Odin suspirou: "Vamos observar primeiro; Thor precisa aprender uma lição para corrigir seu orgulho."
Frigga ainda estava inquieta, mas como Odin insistiu, aceitou a realidade e passou a rezar silenciosamente.
Enquanto eles se surpreendiam e questionavam, Su Yao, no buraco criado pela queda do martelo, experimentava o poder do Deus do Trovão e, de repente, franziu a testa.
No início, tudo parecia bem; ao absorver o poder do martelo, sentiu uma força jamais vista. Contudo, essa força durou pouco; logo percebeu que seu corpo começava a rejeitar o poder do trovão.
Era como um hóspede indesejado, tão poderoso que o anfitrião, fraco, não conseguia suportá-lo nem resistir.
Quanto mais tempo mantinha o estado do Deus do Trovão, mais intensa era a sensação de desconforto.
Em um instante, Su Yao deduziu o que estava acontecendo. Provavelmente, a força embrionária de divindade ligada ao corpo de um deus da luz estava rejeitando o poder intenso do trovão.
Mas essa força era muito débil para resistir de fato.

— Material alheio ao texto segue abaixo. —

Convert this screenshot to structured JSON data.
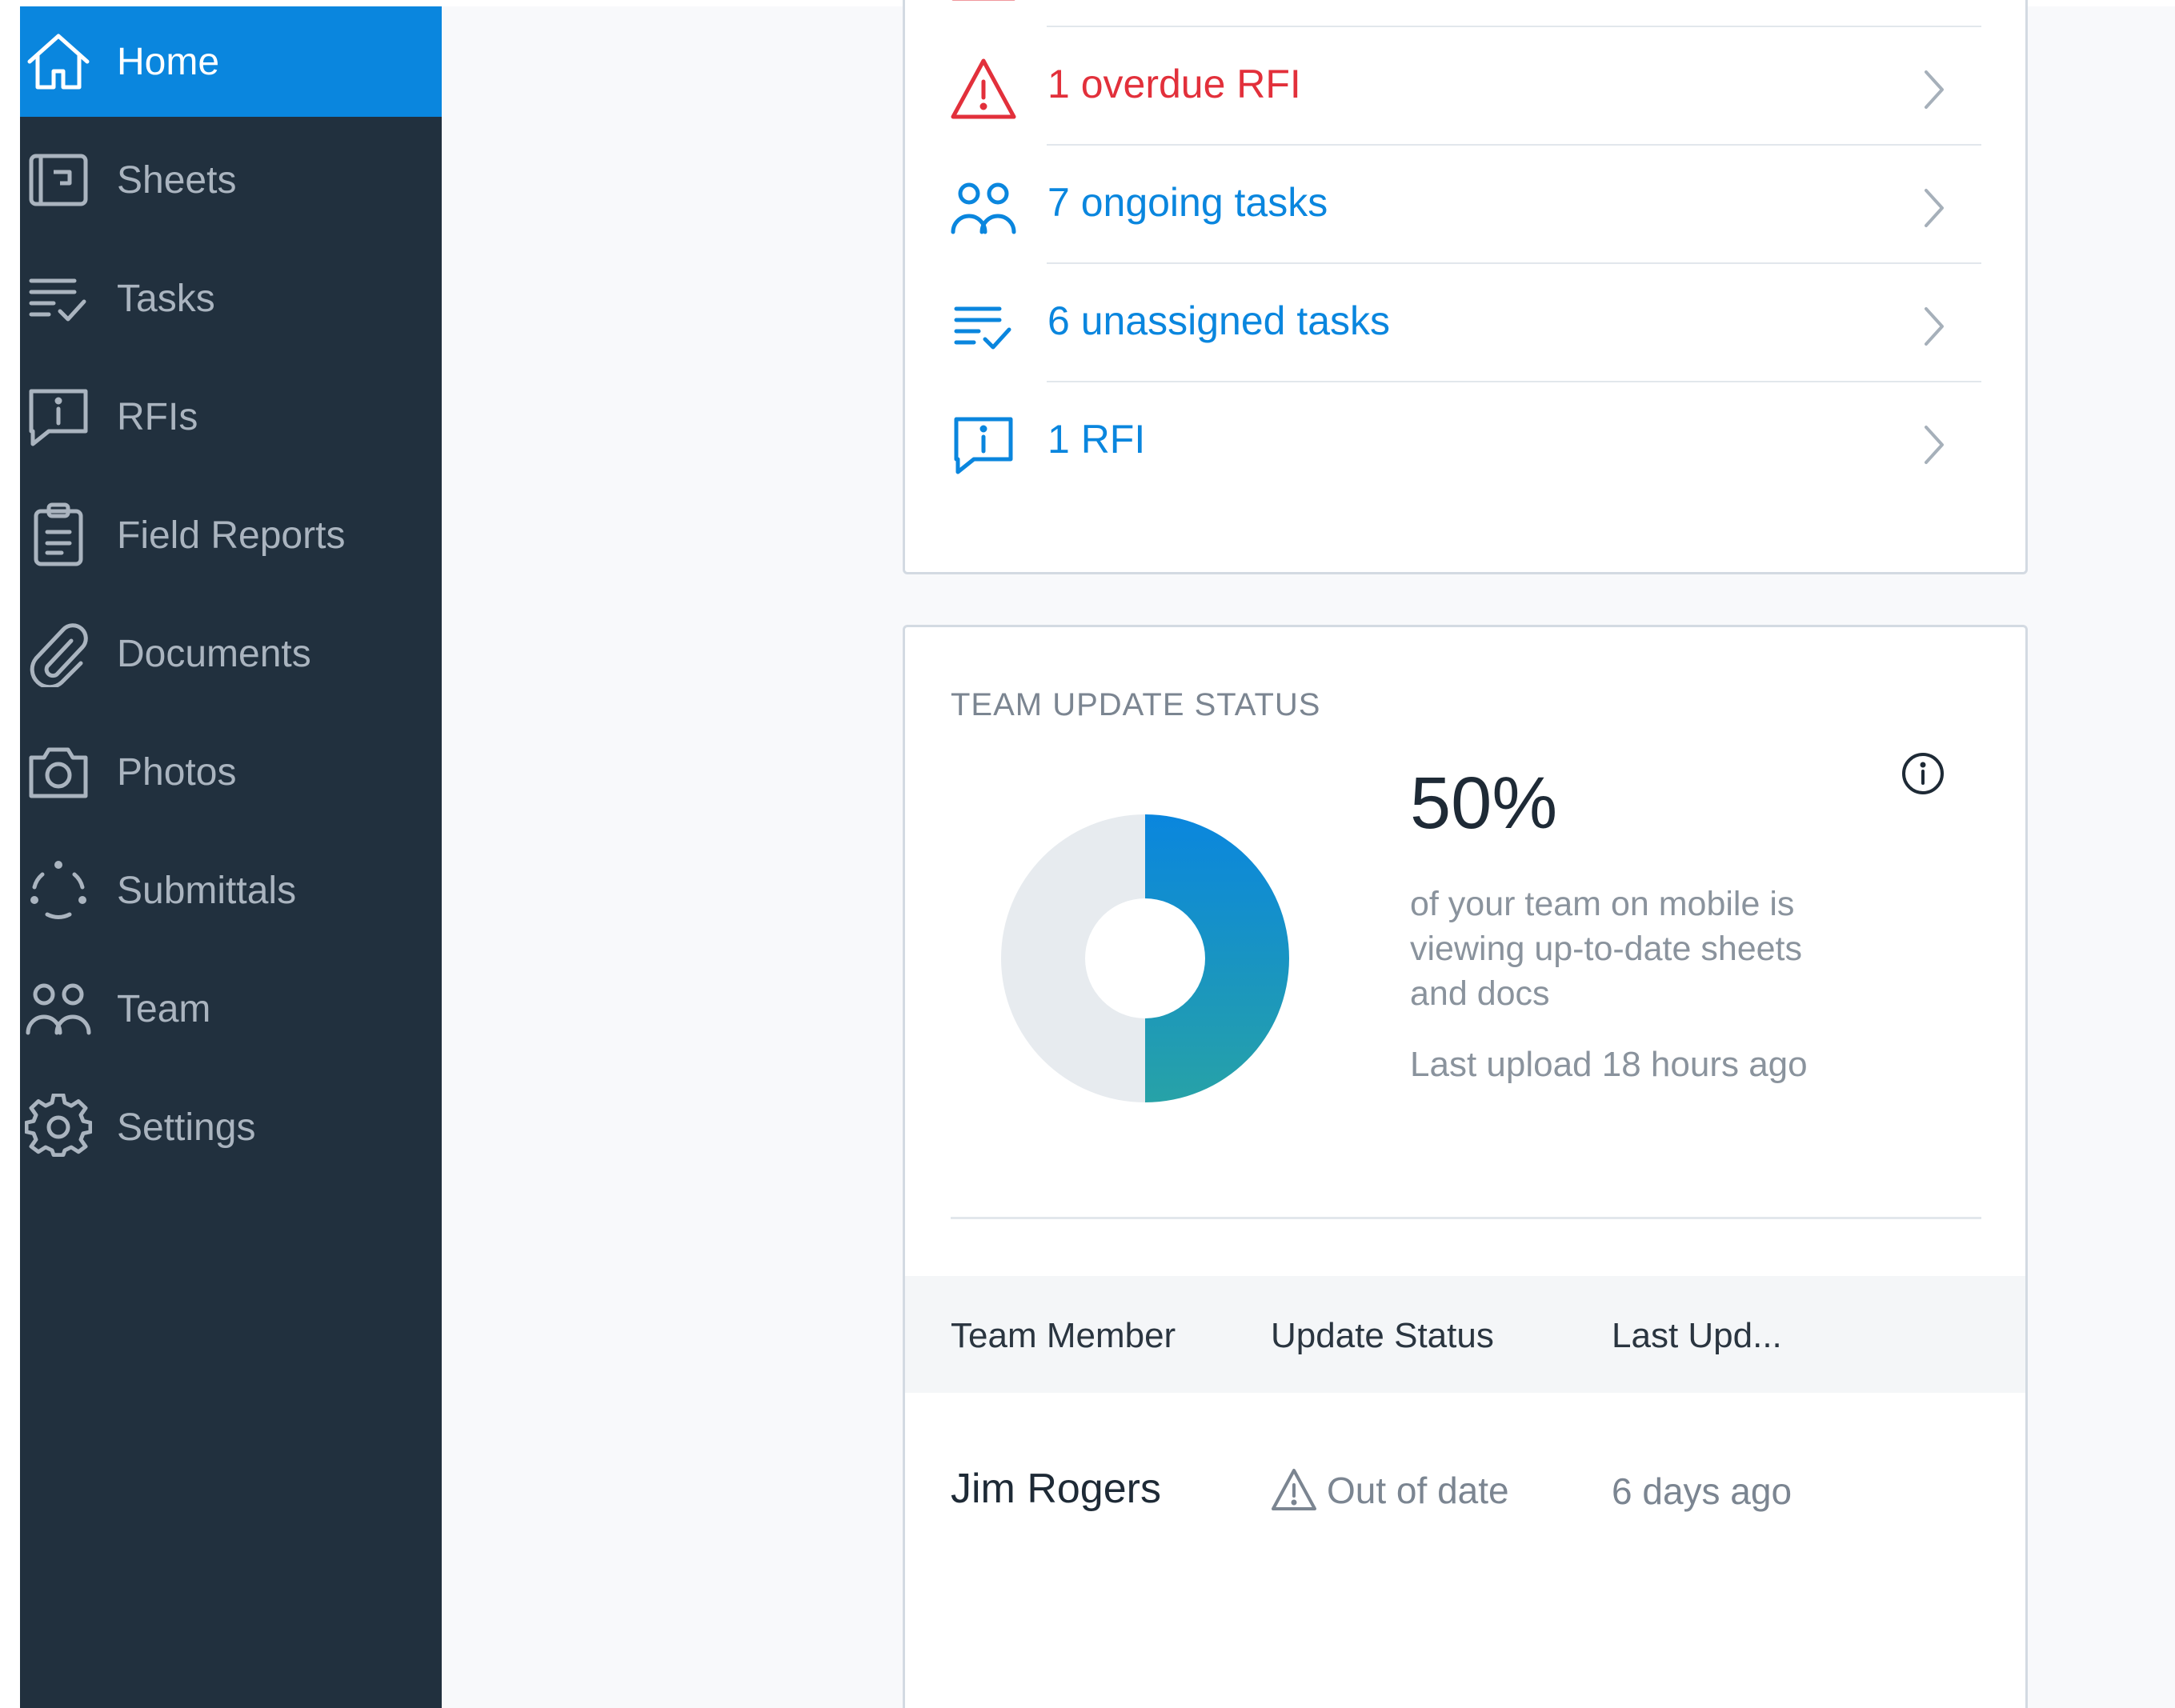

Su Yao percebeu que, com o poder do trovão preenchendo seu interior, aquela força embrionária dificilmente poderia se desenvolver.
Sem alternativa, decidiu suspender temporariamente o estado do Deus do Trovão.
Os relâmpagos desapareceram aos poucos e o ambiente ficou silencioso.
Com a retirada do poder do trovão, uma aura dourada brilhou em seu corpo, mas logo se dissipou rapidamente, sumindo num piscar de olhos.
Asgard, reino divino.
"O que foi aquilo?"
Heimdall, atento ao humano de Midgard que havia levantado o Martelo do Trovão, percebeu o lampejo dourado e ficou perplexo. Não sabia explicar, mas aquela luz lhe parecia familiar; quando tentou investigar mais a fundo, ela já havia desaparecido, deixando-o frustrado.
Não só ele; Odin, sentado no trono, também sentiu aquela aura dourada que surgiu e sumiu rapidamente.
Odin balançou a cabeça, achando que estava enganado, que talvez seus olhos já não fossem tão bons. O tempo foi tão curto que seria normal sentir errado. E, afinal, um humano de Midgard... como seria possível?
Na noite escura.
Olhando para o Martelo do Trovão em suas mãos, Su Yao sentiu um sabor insosso, relutante em descartá-lo.
Se jogasse fora, seria uma pena; se mantivesse, poderia atrapalhar seu próprio desenvolvimento.
Depois de pensar, Su Yao decidiu: "Deixarei comigo por enquanto, até que o Deus do Trovão venha buscá-lo."
Claro, não pretendia apenas esperar; há tempos não se deparava com algo tão interessante e brincar com Thor seria divertido.
Com essa intenção, Su Yao girou o martelo, depois o lançou à frente e imediatamente aumentou seu peso.
Em um instante, a força centrífuga o impulsionou para longe.
Sua figura desapareceu num piscar de olhos, até mesmo um estrondo sônico ecoou!